Sus miedos se cumplieron, esa fue la última conversación que tuvo con Frederick, pero no de la forma que esperaba. Al decir las palabras «estoy embarazada», él sonrió de una forma que solo describía dicha, la abrazó y la besó profundo sin importarle nada. Pero esa felicidad se borró de inmediato de su rostro por un dolor fulminante en el pecho que lo dejó inerte sobre el sofá.

Frederick murió ante sus ojos por un ataque al corazón.
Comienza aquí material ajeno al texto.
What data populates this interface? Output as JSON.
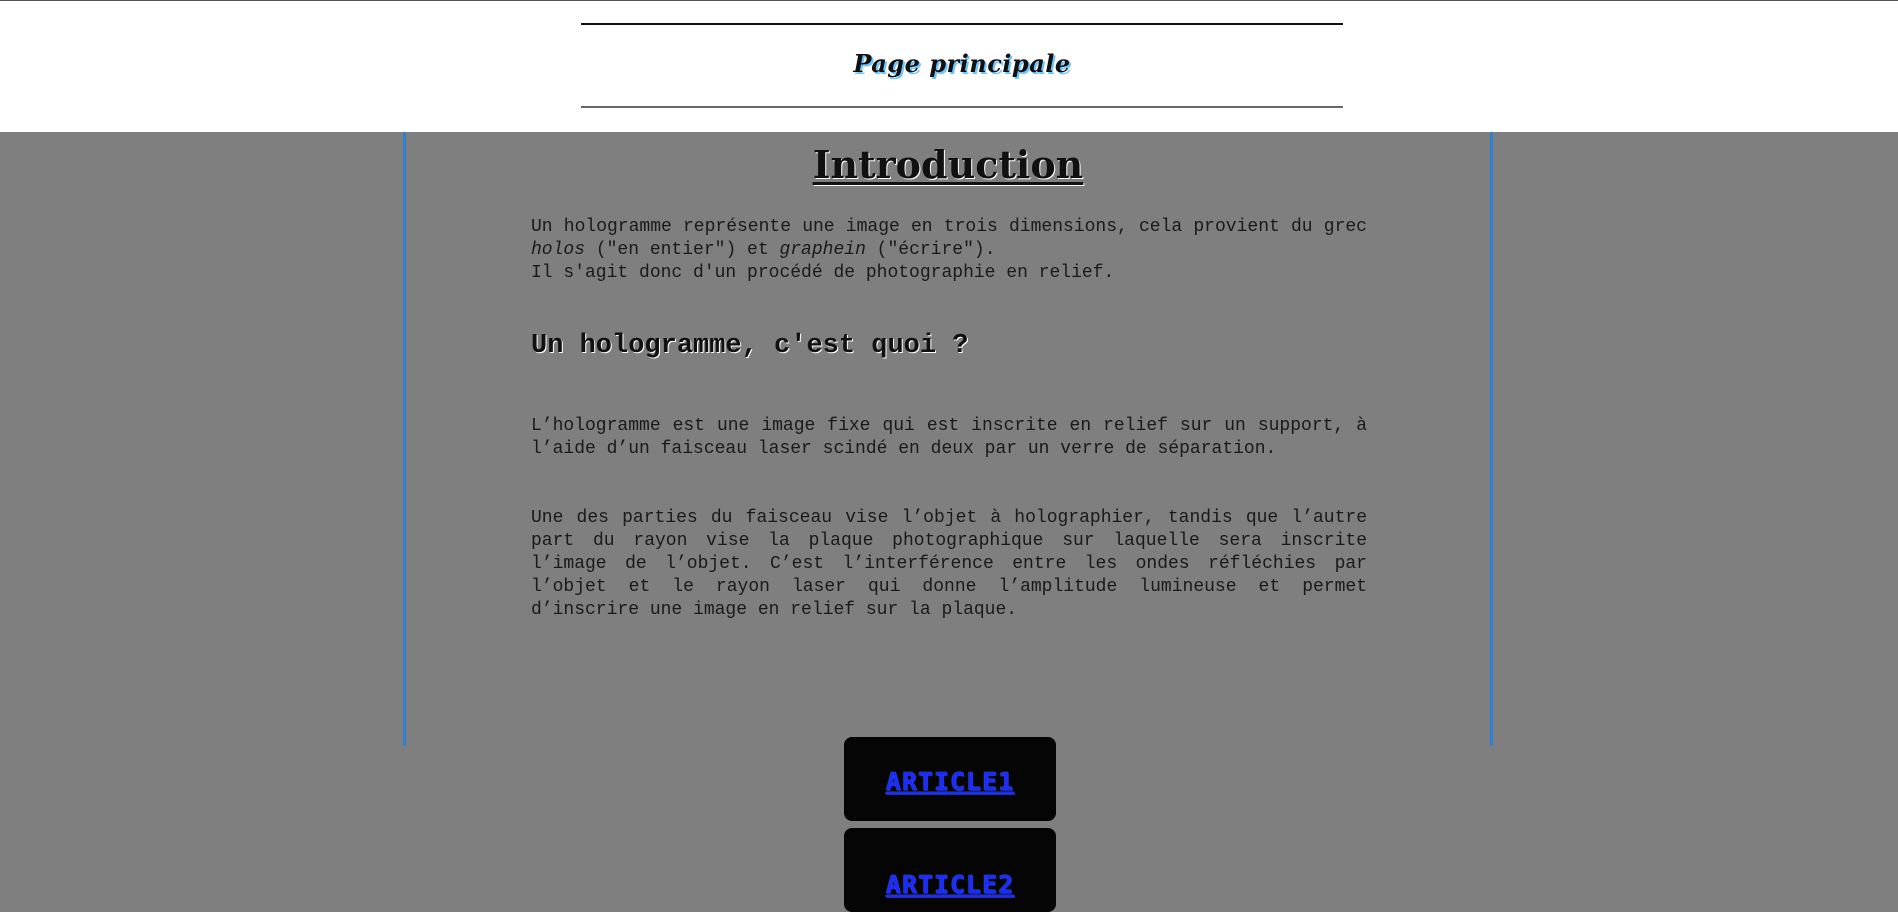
{
  "header": {
    "title": "Page principale"
  },
  "main": {
    "title": "Introduction",
    "intro": {
      "text_1": "Un hologramme représente une image en trois dimensions, cela provient du grec ",
      "word_holos": "holos",
      "text_2": " (\"en entier\") et ",
      "word_graphein": "graphein",
      "text_3": " (\"écrire\").",
      "line_2": "Il s'agit donc d'un procédé de photographie en relief."
    },
    "section_heading": "Un hologramme, c'est quoi ?",
    "paragraph_2": "L’hologramme est une image fixe qui est inscrite en relief sur un support, à l’aide d’un faisceau laser scindé en deux par un verre de séparation.",
    "paragraph_3": "Une des parties du faisceau vise l’objet à holographier, tandis que l’autre part du rayon vise la plaque photographique sur laquelle sera inscrite l’image de l’objet. C’est l’interférence entre les ondes réfléchies par l’objet et le rayon laser qui donne l’amplitude lumineuse et permet d’inscrire une image en relief sur la plaque."
  },
  "nav": {
    "buttons": [
      {
        "label": "ARTICLE1"
      },
      {
        "label": "ARTICLE2"
      }
    ]
  },
  "colors": {
    "page_background": "#7f7f7f",
    "header_background": "#ffffff",
    "frame_border": "#2f7fd4",
    "button_background": "#050505",
    "button_text": "#1a2bff",
    "title_shadow": "#6ec6ff"
  }
}
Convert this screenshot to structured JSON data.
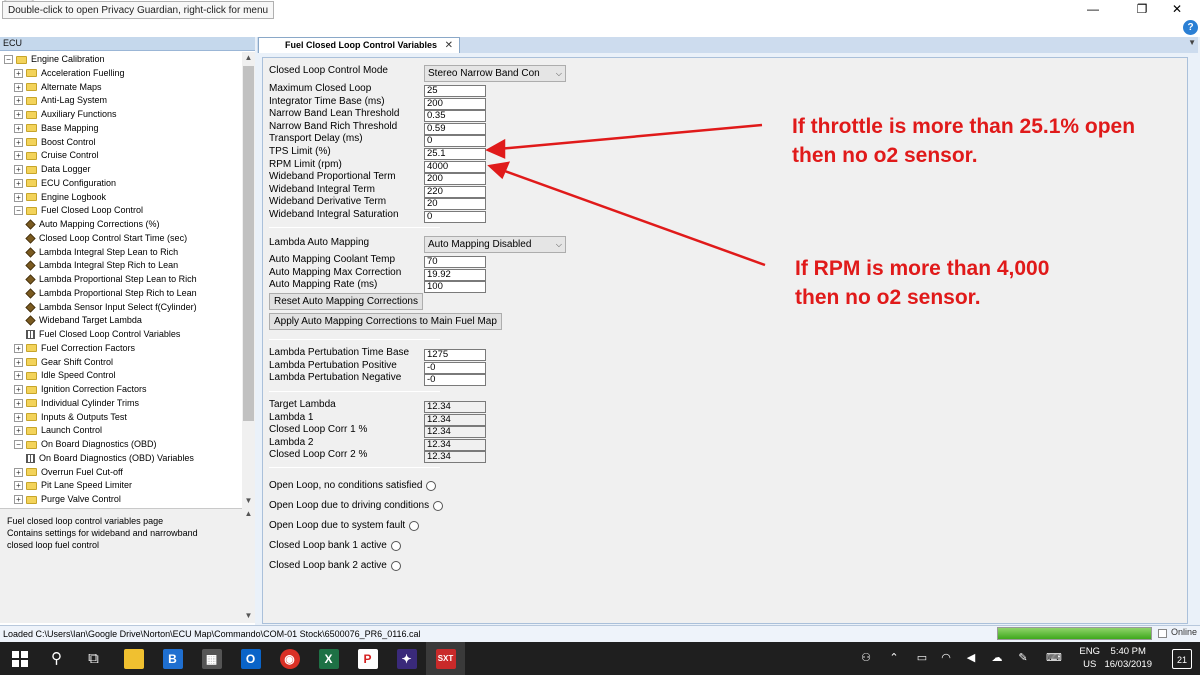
{
  "window": {
    "tooltip": "Double-click to open Privacy Guardian, right-click for menu",
    "minimize": "—",
    "maximize": "❐",
    "close": "✕",
    "help": "?"
  },
  "left": {
    "header": "ECU",
    "tree": [
      {
        "level": 0,
        "toggle": "⊟",
        "icon": "folder",
        "label": "Engine Calibration"
      },
      {
        "level": 1,
        "toggle": "⊞",
        "icon": "folder",
        "label": "Acceleration Fuelling"
      },
      {
        "level": 1,
        "toggle": "⊞",
        "icon": "folder",
        "label": "Alternate Maps"
      },
      {
        "level": 1,
        "toggle": "⊞",
        "icon": "folder",
        "label": "Anti-Lag System"
      },
      {
        "level": 1,
        "toggle": "⊞",
        "icon": "folder",
        "label": "Auxiliary Functions"
      },
      {
        "level": 1,
        "toggle": "⊞",
        "icon": "folder",
        "label": "Base Mapping"
      },
      {
        "level": 1,
        "toggle": "⊞",
        "icon": "folder",
        "label": "Boost Control"
      },
      {
        "level": 1,
        "toggle": "⊞",
        "icon": "folder",
        "label": "Cruise Control"
      },
      {
        "level": 1,
        "toggle": "⊞",
        "icon": "folder",
        "label": "Data Logger"
      },
      {
        "level": 1,
        "toggle": "⊞",
        "icon": "folder",
        "label": "ECU Configuration"
      },
      {
        "level": 1,
        "toggle": "⊞",
        "icon": "folder",
        "label": "Engine Logbook"
      },
      {
        "level": 1,
        "toggle": "⊟",
        "icon": "folder",
        "label": "Fuel Closed Loop Control"
      },
      {
        "level": 2,
        "toggle": "",
        "icon": "cube",
        "label": "Auto Mapping Corrections (%)"
      },
      {
        "level": 2,
        "toggle": "",
        "icon": "cube",
        "label": "Closed Loop Control Start Time (sec)"
      },
      {
        "level": 2,
        "toggle": "",
        "icon": "cube",
        "label": "Lambda Integral Step Lean to Rich"
      },
      {
        "level": 2,
        "toggle": "",
        "icon": "cube",
        "label": "Lambda Integral Step Rich to Lean"
      },
      {
        "level": 2,
        "toggle": "",
        "icon": "cube",
        "label": "Lambda Proportional Step Lean to Rich"
      },
      {
        "level": 2,
        "toggle": "",
        "icon": "cube",
        "label": "Lambda Proportional Step Rich to Lean"
      },
      {
        "level": 2,
        "toggle": "",
        "icon": "cube",
        "label": "Lambda Sensor Input Select f(Cylinder)"
      },
      {
        "level": 2,
        "toggle": "",
        "icon": "cube",
        "label": "Wideband Target Lambda"
      },
      {
        "level": 2,
        "toggle": "",
        "icon": "grid",
        "label": "Fuel Closed Loop Control Variables"
      },
      {
        "level": 1,
        "toggle": "⊞",
        "icon": "folder",
        "label": "Fuel Correction Factors"
      },
      {
        "level": 1,
        "toggle": "⊞",
        "icon": "folder",
        "label": "Gear Shift Control"
      },
      {
        "level": 1,
        "toggle": "⊞",
        "icon": "folder",
        "label": "Idle Speed Control"
      },
      {
        "level": 1,
        "toggle": "⊞",
        "icon": "folder",
        "label": "Ignition Correction Factors"
      },
      {
        "level": 1,
        "toggle": "⊞",
        "icon": "folder",
        "label": "Individual Cylinder Trims"
      },
      {
        "level": 1,
        "toggle": "⊞",
        "icon": "folder",
        "label": "Inputs & Outputs Test"
      },
      {
        "level": 1,
        "toggle": "⊞",
        "icon": "folder",
        "label": "Launch Control"
      },
      {
        "level": 1,
        "toggle": "⊟",
        "icon": "folder",
        "label": "On Board Diagnostics (OBD)"
      },
      {
        "level": 2,
        "toggle": "",
        "icon": "grid",
        "label": "On Board Diagnostics (OBD) Variables"
      },
      {
        "level": 1,
        "toggle": "⊞",
        "icon": "folder",
        "label": "Overrun Fuel Cut-off"
      },
      {
        "level": 1,
        "toggle": "⊞",
        "icon": "folder",
        "label": "Pit Lane Speed Limiter"
      },
      {
        "level": 1,
        "toggle": "⊞",
        "icon": "folder",
        "label": "Purge Valve Control"
      }
    ],
    "description": [
      "Fuel closed loop control variables page",
      "Contains settings for wideband and narrowband",
      "closed loop fuel control"
    ]
  },
  "tab": {
    "label": "Fuel Closed Loop Control Variables",
    "close": "✕"
  },
  "form": {
    "mode_label": "Closed Loop Control Mode",
    "mode_value": "Stereo Narrow Band Con",
    "params": [
      {
        "label": "Maximum Closed Loop",
        "value": "25"
      },
      {
        "label": "Integrator Time Base (ms)",
        "value": "200"
      },
      {
        "label": "Narrow Band Lean Threshold",
        "value": "0.35"
      },
      {
        "label": "Narrow Band Rich Threshold",
        "value": "0.59"
      },
      {
        "label": "Transport Delay (ms)",
        "value": "0"
      },
      {
        "label": "TPS Limit (%)",
        "value": "25.1"
      },
      {
        "label": "RPM Limit (rpm)",
        "value": "4000"
      },
      {
        "label": "Wideband Proportional Term",
        "value": "200"
      },
      {
        "label": "Wideband Integral Term",
        "value": "220"
      },
      {
        "label": "Wideband Derivative Term",
        "value": "20"
      },
      {
        "label": "Wideband Integral Saturation",
        "value": "0"
      }
    ],
    "auto_label": "Lambda Auto Mapping",
    "auto_value": "Auto Mapping Disabled",
    "auto_params": [
      {
        "label": "Auto Mapping Coolant Temp",
        "value": "70"
      },
      {
        "label": "Auto Mapping Max Correction",
        "value": "19.92"
      },
      {
        "label": "Auto Mapping Rate (ms)",
        "value": "100"
      }
    ],
    "reset_btn": "Reset Auto Mapping Corrections",
    "apply_btn": "Apply Auto Mapping Corrections to Main Fuel Map",
    "pert_params": [
      {
        "label": "Lambda Pertubation Time Base",
        "value": "1275"
      },
      {
        "label": "Lambda Pertubation Positive",
        "value": "-0"
      },
      {
        "label": "Lambda Pertubation Negative",
        "value": "-0"
      }
    ],
    "live_params": [
      {
        "label": "Target Lambda",
        "value": "12.34"
      },
      {
        "label": "Lambda 1",
        "value": "12.34"
      },
      {
        "label": "Closed Loop Corr 1 %",
        "value": "12.34"
      },
      {
        "label": "Lambda 2",
        "value": "12.34"
      },
      {
        "label": "Closed Loop Corr 2 %",
        "value": "12.34"
      }
    ],
    "status": [
      "Open Loop, no conditions satisfied",
      "Open Loop due to driving conditions",
      "Open Loop due to system fault",
      "Closed Loop bank 1 active",
      "Closed Loop bank 2 active"
    ]
  },
  "annotations": {
    "a1_line1": "If throttle is more than 25.1% open",
    "a1_line2": "then no o2 sensor.",
    "a2_line1": "If RPM is more than 4,000",
    "a2_line2": "then no o2 sensor.",
    "color": "#e01a1a"
  },
  "statusbar": {
    "text": "Loaded C:\\Users\\Ian\\Google Drive\\Norton\\ECU Map\\Commando\\COM-01 Stock\\6500076_PR6_0116.cal",
    "online": "Online",
    "progress": 1.0
  },
  "taskbar": {
    "lang1": "ENG",
    "lang2": "US",
    "time": "5:40 PM",
    "date": "16/03/2019",
    "notifications": "21"
  }
}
Desesperanzada, desesperada, y con el alma hecha pedazos, Carmen llamó a carabineros y declaró que lo encontró muerto en medio del living. ¿Qué más podía hacer ella? Joven e ignorante, sin saber qué hacer o a quién recurrir. Lo más seguro era que los familiares nunca le iban a creer que el bebé que llevaba en sus entrañas era hijo de Frederick, ya conocía a la madre de él, la miraba con desidia como si fuera una leprosa que no debía respirar el mismo aire que su único hijo.

Carmen estaba de nuevo, en un callejón sin salida. La felicidad solo le duró quince segundos, literalmente.

Volvió a su hogar, cargando su maleta, el pago por los últimos días trabajados, el corazón destrozado y un bebé creciendo en su vientre. Entró llorando y soltó la bomba a sus padres, ¡qué más daba!, no iba a ser peor que la muerte de Frederick —al menos eso ella pensaba—. Se ganó las recriminaciones de su madre, las bofetadas de su padre, y el mandato de que ese guacho no iba a ser mantenido por él y que no nacería fuera de un matrimonio, si no pasaba eso, tendría que abortarlo o por último abandonarlo en un hogar de menores.